Моя спутница притихла, как птица, но она была не птица, которая воскресла безотчетно лишь с воскресением; и не я, понимающий жизнь, небо и землю, как это было мне дано, и который воскрес тоже лишь с воскресением; она была – между нами, на половине пути; со своим получувством твари и полумыслью человека, она скоро оправилась, зная, что это – «астрономическое явление, которое обычно, и оно пройдет: неприятно в первую минуту, а потом очень интересно».

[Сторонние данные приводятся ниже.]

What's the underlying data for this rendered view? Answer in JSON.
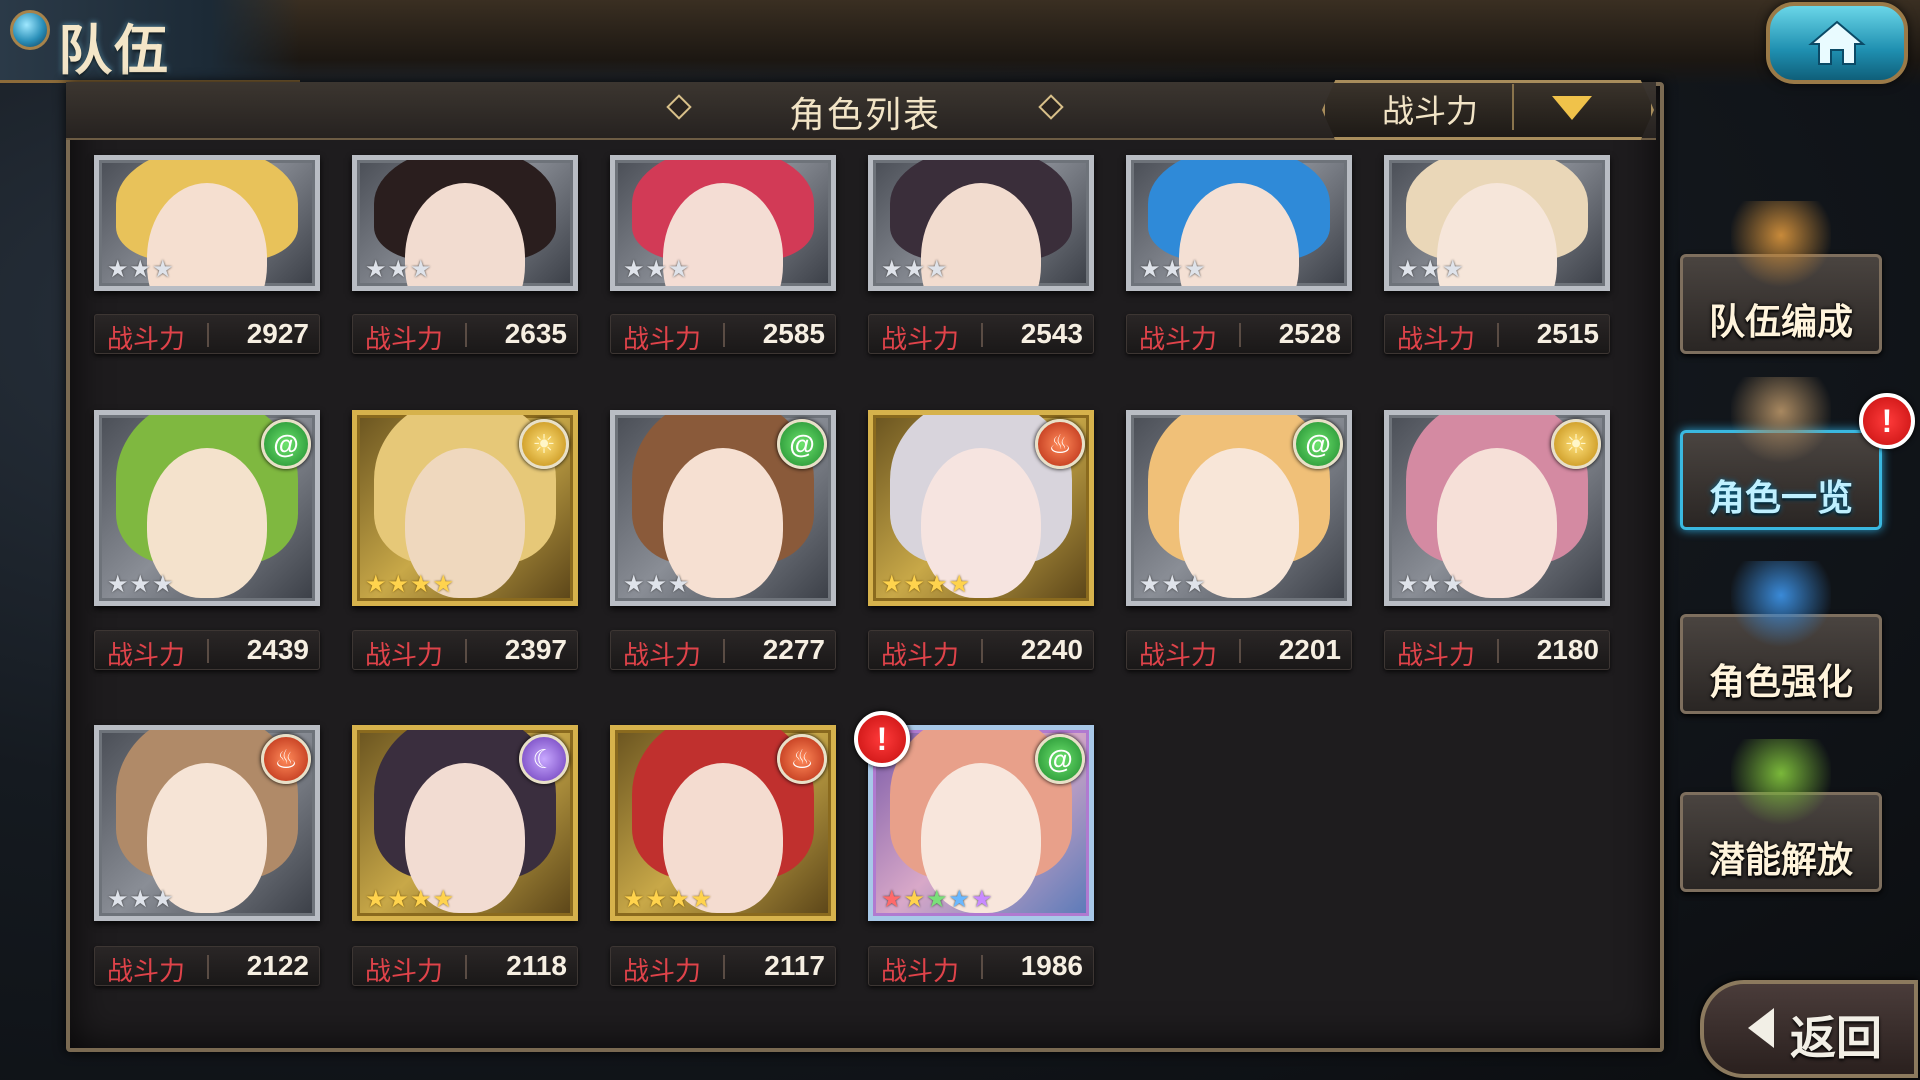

Она стала говорить, я молчал. Она рассердилась – у нас каждая мелочь вела к ссоре – и надулась, кажется. Мы вошли на гору, недалеко, сели. Стало уже светать тогда, и сердце мое ожило немного. Нельзя было терять времени. Сказать ей все, что я думал и чувствовал прямо, я мог бы только в одном случае, если бы затмение духа моего еще продолжалось. Ведь она бы ничего не услышала. И я сказал:

– За что ты сердишься? Я молчалив, я думаю о том, что нам надо расстаться.

Она изумленно взглянула на меня. Но я уже понимал ее взгляды. И продолжал:

– Ведь ты говорила, что хочешь, по некоторым соображениям, остаться ненадолго во Флоренции. А мне надо ехать теперь.

Об этом, действительно, была речь. В своих «соображениях» она путалась, я вникать не хотел, боялся, но требовал, чтобы она ехала со мною. А она кричала, что «должна быть свободна», и я уже ничего не понимал, ибо все судил от «любви», где «свободы» никакой не нужно.

– Ты, значит, теперь согласен? Ты понимаешь, что я должна чувствовать себя свободной?

Долго мы говорили. Господь с ней! Только бы не обидеть ребенка. Нежность у меня осталась, одинокая, большая, ненужная. Любви – не было. Она, эта женщина, была моим затмением.

Она почему-то плакала, много, жалобно, но детскими, какими-то не горькими слезами. Она сама не понимала, о чем плачет. «Ведь эта разлука всего на несколько недель!»

Нежность-жалость точно солью разъедала мое сердце. Если б я плакал, может быть, не так было бы больно. Но слезы не пришли. Я только тело мое все время чувствовал, и оно такое было тяжелое.

Мы вернулись в гостиницу задолго до обеда. Она измученная, наплаканная, прилегла на высокую кровать против окна, у которого стоял диванчик. Прилегла, отвернулась к стене и тотчас же заснула, крепко, вдруг, точно огорченный ребенок. А я, не зная, зачем, почему, двигаясь безотчетно, взял лист сероватой бумаги, карандаш, сел на диванчик у окна и стал рисовать подушки, золотой узел ее волос, все ее беспомощное, худенькое, маленькое тело, складки белого пикейного платья, чуть свисающие вниз, кончик ноги на одеяле.